Gedenkort für Deserteure und andere Opfer der NS-Militärjustiz,
Hamburg
Nahe dem Hamburger Dammtorbahnhof steht ein Gedenkort, dessen lichtdurchflutete Botschaft bis auf die in unmittelbarer Nachbarschaft stehenden Denkmäler fällt.
Im Spannungsfeld zwischen dem „Denkmal für das Hamburger Infanterieregiment 76“, das 1936 vom Bildhauer Richard Kuöhl geschaffen wurde und dem mehrteiligen Denkmal von Alfred Hrdlicka, das 1983-85 entstand, befindet sich heute der Gedenkort für Deserteure, der von dem Bildhauer Volker Lang entworfen wurde.

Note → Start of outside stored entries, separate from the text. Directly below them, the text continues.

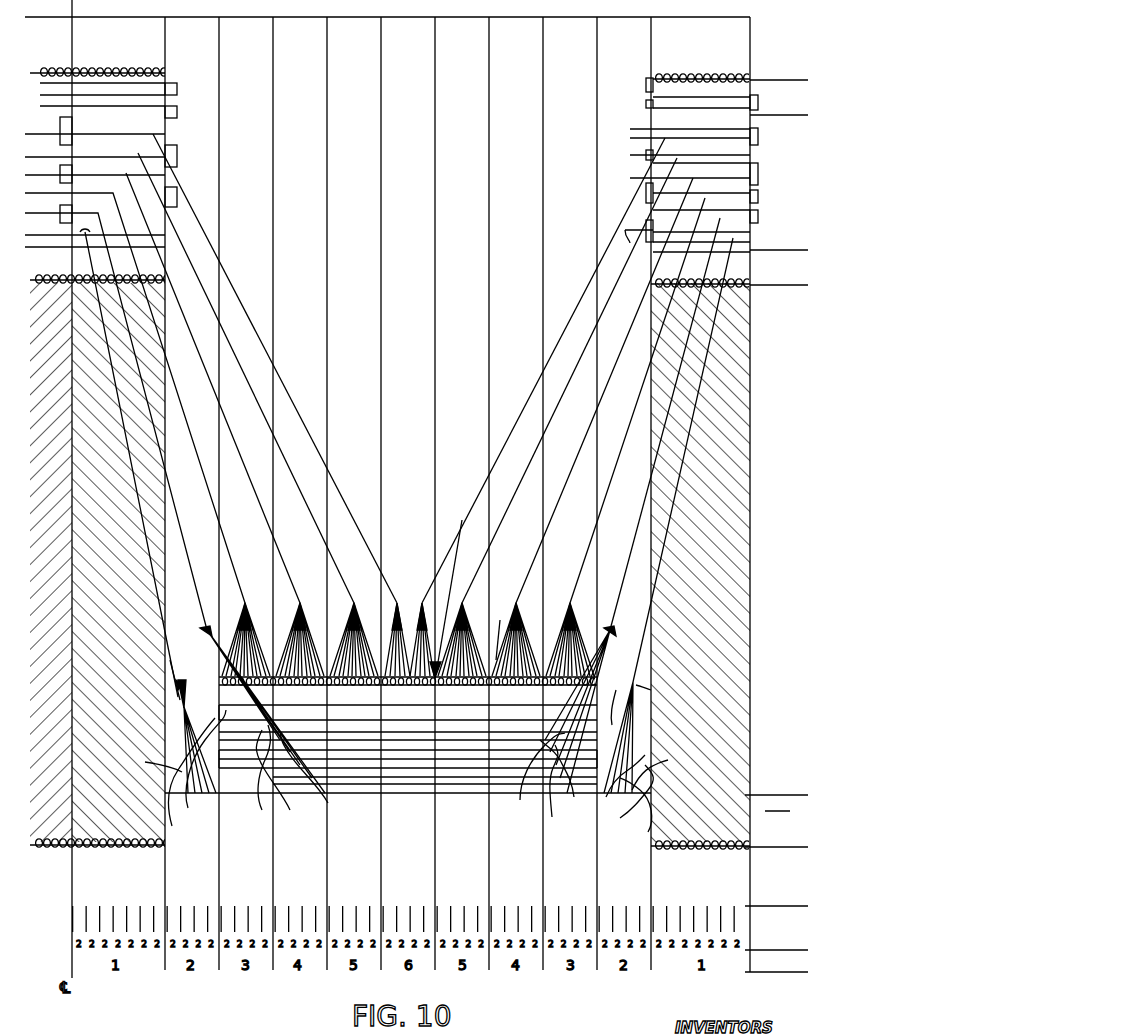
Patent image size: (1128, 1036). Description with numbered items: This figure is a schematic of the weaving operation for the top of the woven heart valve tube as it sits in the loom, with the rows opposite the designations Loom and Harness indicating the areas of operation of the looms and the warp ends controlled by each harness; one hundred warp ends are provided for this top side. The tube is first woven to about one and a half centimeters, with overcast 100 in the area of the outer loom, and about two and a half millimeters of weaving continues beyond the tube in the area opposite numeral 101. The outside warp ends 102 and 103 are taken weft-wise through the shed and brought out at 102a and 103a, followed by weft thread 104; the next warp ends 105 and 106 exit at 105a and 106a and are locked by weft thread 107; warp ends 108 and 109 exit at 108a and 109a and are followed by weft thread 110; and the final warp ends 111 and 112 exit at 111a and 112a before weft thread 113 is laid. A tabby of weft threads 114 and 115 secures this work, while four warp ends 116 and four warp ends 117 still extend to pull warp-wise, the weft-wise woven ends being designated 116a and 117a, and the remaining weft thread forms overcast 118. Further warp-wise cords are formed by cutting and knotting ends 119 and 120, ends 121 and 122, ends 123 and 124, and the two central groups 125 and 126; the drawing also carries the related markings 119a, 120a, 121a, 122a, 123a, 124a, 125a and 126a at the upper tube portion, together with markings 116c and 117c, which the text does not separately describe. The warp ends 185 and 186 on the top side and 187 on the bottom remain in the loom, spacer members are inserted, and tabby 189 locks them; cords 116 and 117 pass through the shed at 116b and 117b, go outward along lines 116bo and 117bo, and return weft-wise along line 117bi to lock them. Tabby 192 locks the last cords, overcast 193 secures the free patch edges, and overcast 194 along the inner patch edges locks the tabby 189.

The overcast 100 is at (668, 850).
The extension weaving area 101 is at (776, 883).
The outside warp end 102 is at (191, 781).
The exit point of warp end 102 102a is at (563, 792).
The outside warp end 103 is at (636, 812).
The exit point of warp end 103 103a is at (287, 777).
The weft thread 104 is at (565, 777).
The next outside warp end 105 is at (206, 767).
The exit point of warp end 105 105a is at (529, 781).
The next outside warp end 106 is at (626, 798).
The exit point of warp end 106 106a is at (250, 775).
The weft thread 107 is at (622, 783).
The warp end 108 is at (150, 762).
The exit point of warp end 108 108a is at (548, 738).
The warp end 109 is at (662, 770).
The exit point of warp end 109 109a is at (323, 773).
The weft thread 110 is at (633, 682).
The final warp end 111 is at (208, 725).
The exit point of warp end 111 111a is at (540, 712).
The final warp end 112 is at (617, 699).
The exit point of warp end 112 112a is at (270, 710).
The weft thread 113 is at (390, 700).
The weft thread 114 is at (450, 695).
The weft thread 115 is at (502, 629).
The warp ends 116 is at (182, 685).
The weft-wise woven warp ends 116a is at (203, 632).
The passage of cord 116 116b is at (85, 236).
The outward line of cord 116 116bo is at (90, 235).
The yarn 116c is at (97, 214).
The warp ends 117 is at (651, 690).
The weft-wise woven warp ends 117a is at (640, 612).
The passage of cord 117 117b is at (733, 238).
The inward line of cord 117 117bi is at (630, 243).
The outward line of cord 117 117bo is at (745, 232).
The yarn 117c is at (720, 218).
The overcast 118 is at (436, 660).
The warp ends 119 is at (245, 602).
The tube 119a is at (110, 194).
The warp ends 120 is at (570, 602).
The tube 120a is at (705, 198).
The warp ends 121 is at (300, 602).
The tube 121a is at (128, 174).
The warp ends 122 is at (516, 602).
The tube 122a is at (693, 178).
The warp ends 123 is at (354, 602).
The tube 123a is at (140, 153).
The warp ends 124 is at (462, 602).
The tube 124a is at (677, 158).
The group of warp ends 125 is at (397, 602).
The tube 125a is at (158, 134).
The group of warp ends 126 is at (422, 602).
The tube 126a is at (665, 138).
The warp ends 185 is at (735, 537).
The warp ends 186 is at (126, 527).
The warp ends 187 is at (51, 562).
The tabby 189 is at (778, 290).
The tabby 192 is at (779, 75).
The overcast 193 is at (706, 74).
The overcast 194 is at (740, 300).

Nach intensiven Diskussionen unter Beteiligung von Opferverbänden, von Wissenschaft und Fachöffentlichkeit sowie dem Bündnis für ein Hamburger Deserteursdenkmal beschloss die Hamburger Bürgerschaft einstimmig den Bau eines weiteren Denkmals am Stephansplatz. Es wurde ein Wettbewerb ausgelobt, zu dem 14 Künstler eingeladen waren.
Aus dem anonymisierten Verfahren ging schließlich der Entwurf von Volker Lang hervor, der zwischen dem so genannten Kriegsklotz von Richard Kuöhl und dem unvollendeten Gegendenkmal von Alfred Hrdlicka vermitteln sollte.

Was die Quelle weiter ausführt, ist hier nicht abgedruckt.